23 September 2010 - Beyond the Technical Design Report

Director's Corner

23 September 2010


Barry Barish

Beyond the Technical Design Report

The main focus of the efforts of the ILC Global Design Effort (GDE) are to carry out the critical R&D programme needed for a successful ILC and to build on the ILC Reference Design by creating a Technical Design Report (TDR) that can be used as the basis of funding proposals to collaborating governments. The actual baseline configuration for the TDR is being decided over the coming months and we are on track to complete and document the technical design by the end of 2012. At that time, we will produce both a Technical Design Report and a Project Implementation Plan. What will happen then?

The dominant R&D activities for the ILC are directed at developing and testing as many aspects of high-gradient SCRF R&D as are practical prior to construction of an ILC accelerator. In fact, SCRF R&D presently accounts for the majority of the resources we are investing in ILC design and R&D, and the programme is being carried out globally. The SCRF R&D programme consists of everything from reliably developing high-gradient cavities to assembling them into cryomodules supplying the RF power as well as to doing systems tests on strings of these cryomodules, demonstrating performance with ILC beam-like conditions. Much of this ambitious programme will be carried out after 2012, especially those parts involving industrialisation and large-scale systems tests.

The ILC design and R&D schedule and key milestones through 2012

In the International Linear Collider Steering Committee (ILCSC), funding agencies and the GDE, we have been begun serious discussions of how to approach the post-2012 era, taking into account the likely timescale for a decision by the physics community on whether to propose the ILC to collaborating governments. Originally, the 2012 date for the completion of the TDR and PIP was chosen in order to assure we would be ready when LHC results could justify the project. We will still be prepared on that timescale, if early discoveries are available by 2012, but a result of the present LHC commissioning plans as recently approved by the CERN Council in a medium-term plan are for a slower and more systematic approach schedule. As a result, the decision time for the next accelerator after the LHC is likely to be several years beyond 2012. This brings up the question of what will be the next step for the ILC in the era beyond 2012, once the TDR and PIP are completed and reviewed.

The New Muon Lab is being developed at Fermilab; it is where we plan important SCRF systems tests in the period beyond 2012

In July, during the Paris ICHEP meeting, our scientific oversight committee, the International Linear Collider Steering Committee (ILCSC), chaired by Jon Bagger (Johns Hopkins University), spent considerable time discussing this question. Although no firm decisions were made, very constructive discussions were had and I will share today some of the key ideas that came out of that meeting. We presented a detailed report on our ILC R&D progress and plans and an interim report on ILC governance, which was also presented at ICHEP. First,let me mention that the ILCSC agreed with the analysis I have given above. They concluded, based on our progress and plans, that we are on track to complete the TDR and PIP by the end of 2012, and that it can be reviewed and accepted by mid-2013. They also agreed with the general plan to follow on with a reduced programme of on-going R&D, prior to requesting project approval and funding.

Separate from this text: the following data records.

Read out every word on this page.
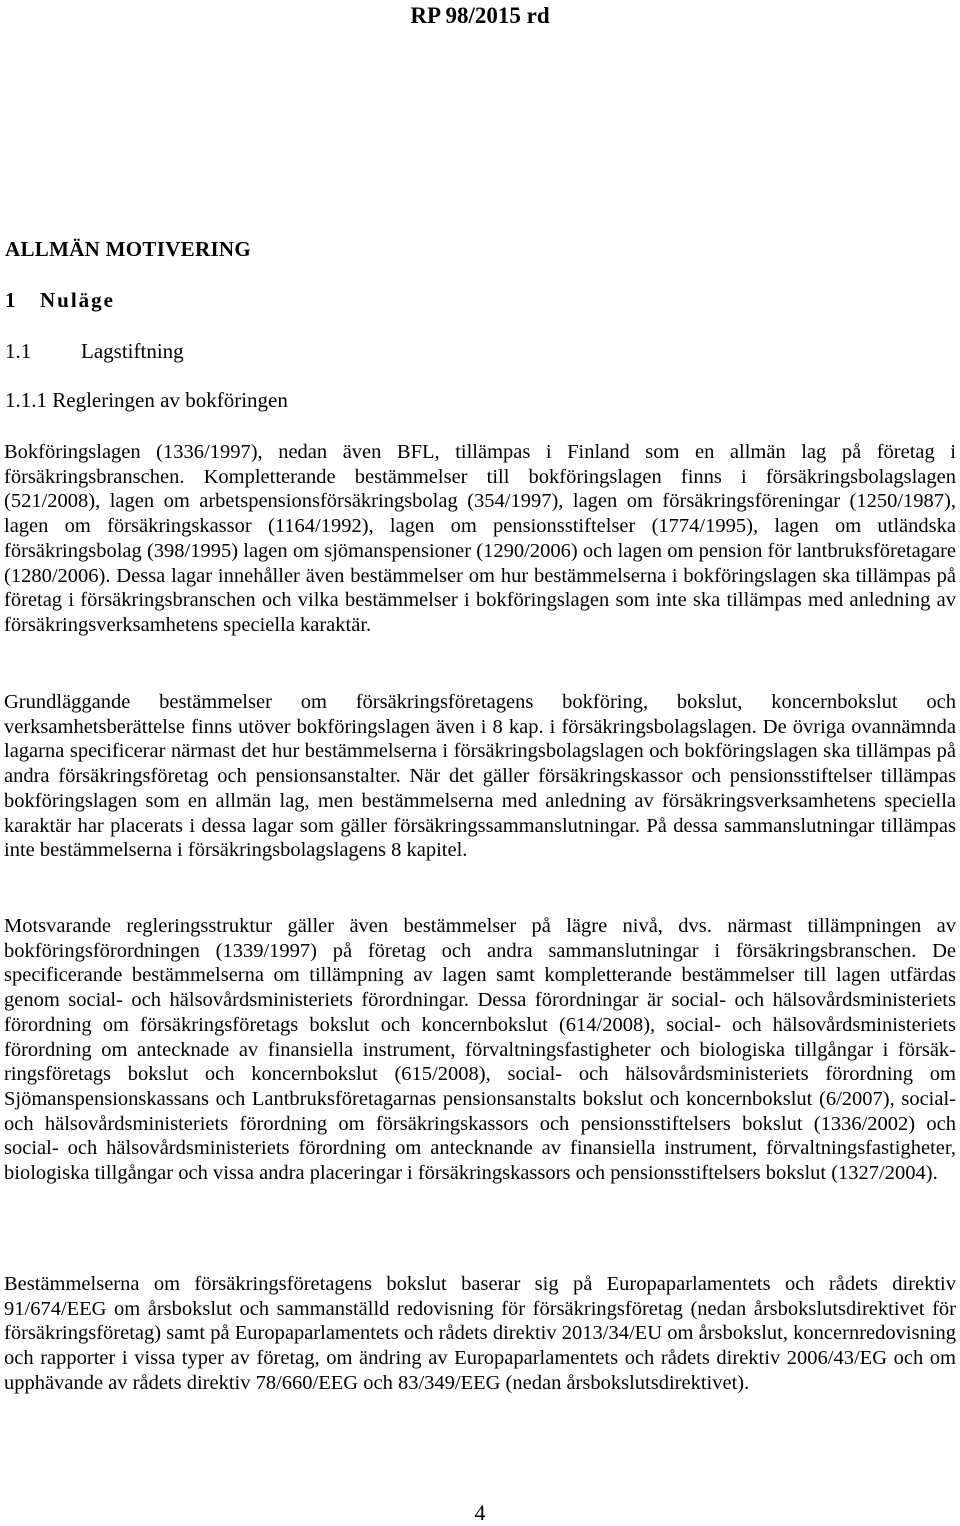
RP 98/2015 rd
ALLMÄN MOTIVERING
1 Nuläge
1.1 Lagstiftning
1.1.1 Regleringen av bokföringen

Bokföringslagen (1336/1997), nedan även BFL, tillämpas i Finland som en allmän lag på företag i försäkringsbranschen. Kompletterande bestämmelser till bokföringslagen finns i försäkringsbolagslagen (521/2008), lagen om arbetspensionsförsäkringsbolag (354/1997), lagen om försäkringsföreningar (1250/1987), lagen om försäkringskassor (1164/1992), lagen om pensionsstiftelser (1774/1995), lagen om utländska försäkringsbolag (398/1995) lagen om sjömanspensioner (1290/2006) och lagen om pension för lantbruksföretagare (1280/2006). Dessa lagar innehåller även bestämmelser om hur bestämmelserna i bokföringslagen ska tillämpas på företag i försäkringsbranschen och vilka bestämmelser i bokföringslagen som inte ska tillämpas med anledning av försäkringsverksamhetens speciella karaktär.

Grundläggande bestämmelser om försäkringsföretagens bokföring, bokslut, koncernbokslut och verksamhetsberättelse finns utöver bokföringslagen även i 8 kap. i försäkringsbolagslagen. De övriga ovannämnda lagarna specificerar närmast det hur bestämmelserna i försäkringsbolagslagen och bokföringslagen ska tillämpas på andra försäkringsföretag och pensionsanstalter. När det gäller försäkringskassor och pensionsstiftelser tillämpas bokföringslagen som en allmän lag, men bestämmelserna med anledning av försäkringsverksamhetens speciella karaktär har placerats i dessa lagar som gäller försäkringssammanslutningar. På dessa sammanslutningar tillämpas inte bestämmelserna i försäkringsbolagslagens 8 kapitel.

Motsvarande regleringsstruktur gäller även bestämmelser på lägre nivå, dvs. närmast tillämpningen av bokföringsförordningen (1339/1997) på företag och andra sammanslutningar i försäkringsbranschen. De specificerande bestämmelserna om tillämpning av lagen samt kompletterande bestämmelser till lagen utfärdas genom social- och hälsovårdsministeriets förordningar. Dessa förordningar är social- och hälsovårdsministeriets förordning om försäkringsföretags bokslut och koncernbokslut (614/2008), social- och hälsovårdsministeriets förordning om antecknade av finansiella instrument, förvaltningsfastigheter och biologiska tillgångar i försäkringsföretags bokslut och koncernbokslut (615/2008), social- och hälsovårdsministeriets förordning om Sjömanspensionskassans och Lantbruksföretagarnas pensionsanstalts bokslut och koncernbokslut (6/2007), social- och hälsovårdsministeriets förordning om försäkringskassors och pensionsstiftelsers bokslut (1336/2002) och social- och hälsovårdsministeriets förordning om antecknande av finansiella instrument, förvaltningsfastigheter, biologiska tillgångar och vissa andra placeringar i försäkringskassors och pensionsstiftelsers bokslut (1327/2004).

Bestämmelserna om försäkringsföretagens bokslut baserar sig på Europaparlamentets och rådets direktiv 91/674/EEG om årsbokslut och sammanställd redovisning för försäkringsföretag (nedan årsbokslutsdirektivet för försäkringsföretag) samt på Europaparlamentets och rådets direktiv 2013/34/EU om årsbokslut, koncernredovisning och rapporter i vissa typer av företag, om ändring av Europaparlamentets och rådets direktiv 2006/43/EG och om upphävande av rådets direktiv 78/660/EEG och 83/349/EEG (nedan årsbokslutsdirektivet).

4
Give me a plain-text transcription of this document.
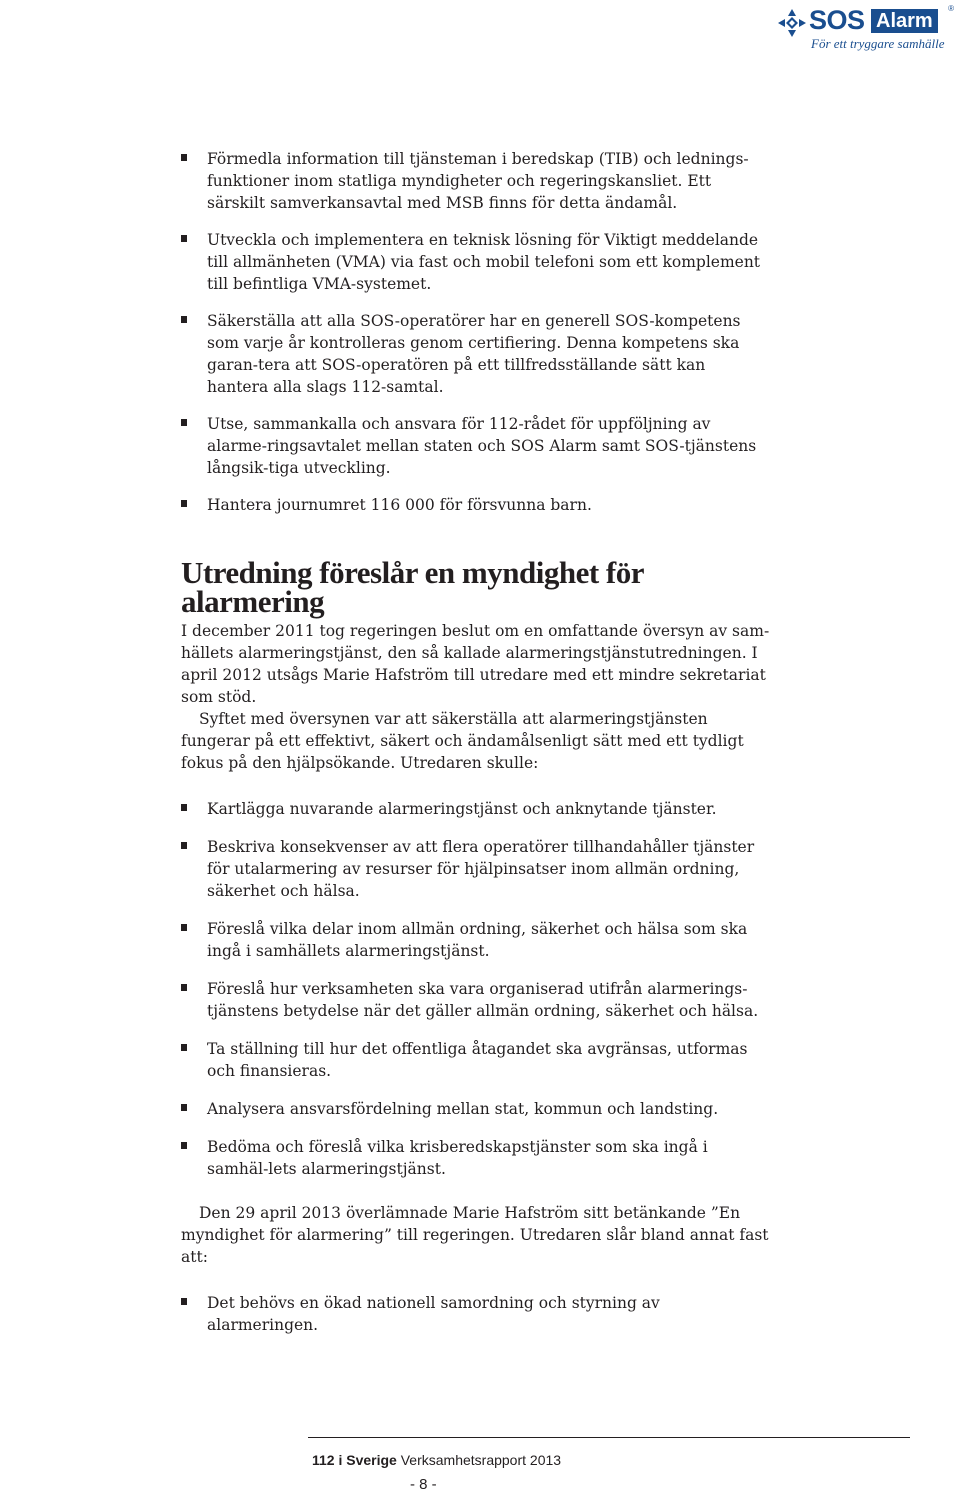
SOS Alarm
®
För ett tryggare samhälle
Förmedla information till tjänsteman i beredskap (TIB) och lednings-funktioner inom statliga myndigheter och regeringskansliet. Ett särskilt samverkansavtal med MSB finns för detta ändamål.
Utveckla och implementera en teknisk lösning för Viktigt meddelande till allmänheten (VMA) via fast och mobil telefoni som ett komplement till befintliga VMA-systemet.
Säkerställa att alla SOS-operatörer har en generell SOS-kompetens som varje år kontrolleras genom certifiering. Denna kompetens ska garan-tera att SOS-operatören på ett tillfredsställande sätt kan hantera alla slags 112-samtal.
Utse, sammankalla och ansvara för 112-rådet för uppföljning av alarme-ringsavtalet mellan staten och SOS Alarm samt SOS-tjänstens långsik-tiga utveckling.
Hantera journumret 116 000 för försvunna barn.
Utredning föreslår en myndighet för alarmering

I december 2011 tog regeringen beslut om en omfattande översyn av sam-hällets alarmeringstjänst, den så kallade alarmeringstjänstutredningen. I april 2012 utsågs Marie Hafström till utredare med ett mindre sekretariat som stöd.

Syftet med översynen var att säkerställa att alarmeringstjänsten fungerar på ett effektivt, säkert och ändamålsenligt sätt med ett tydligt fokus på den hjälpsökande. Utredaren skulle:

Kartlägga nuvarande alarmeringstjänst och anknytande tjänster.
Beskriva konsekvenser av att flera operatörer tillhandahåller tjänster för utalarmering av resurser för hjälpinsatser inom allmän ordning, säkerhet och hälsa.
Föreslå vilka delar inom allmän ordning, säkerhet och hälsa som ska ingå i samhällets alarmeringstjänst.
Föreslå hur verksamheten ska vara organiserad utifrån alarmerings-tjänstens betydelse när det gäller allmän ordning, säkerhet och hälsa.
Ta ställning till hur det offentliga åtagandet ska avgränsas, utformas och finansieras.
Analysera ansvarsfördelning mellan stat, kommun och landsting.
Bedöma och föreslå vilka krisberedskapstjänster som ska ingå i samhäl-lets alarmeringstjänst.

Den 29 april 2013 överlämnade Marie Hafström sitt betänkande ”En myndighet för alarmering” till regeringen. Utredaren slår bland annat fast att:

Det behövs en ökad nationell samordning och styrning av alarmeringen.
112 i Sverige Verksamhetsrapport 2013
- 8 -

Jon Bagger, Johns Hopkins University, chairing the ILCSC discussion of strategies for the ILC post-2012 period

The interesting idea brought forward by the ILCSC was that we should declare success once we achieve the ultimate GDE mandate of producing a reviewed and accepted TDR. They propose that a new pre-project organisation be formed at that point to continue the R&D towards an ILC project, and specifically, that it should be organised as a partnership between major high-energy physics laboratories worldwide. This could be done such that it establishes a model for organising the final pre-project steps for other future global facilities.

You might ask what the future of the GDE will be in such a model? Although the name, structure, reporting and goals will likely change, the success of the GDE, both technically and as a global organization, are well recognised. Whatever new organisation is formed, it will be built primarily out of the present GDE, re-optimised to carry out the continuing R&D and pre-project activities. Hopefully, this will be the final step for the ILC, leading to a new global project to complement the LHC.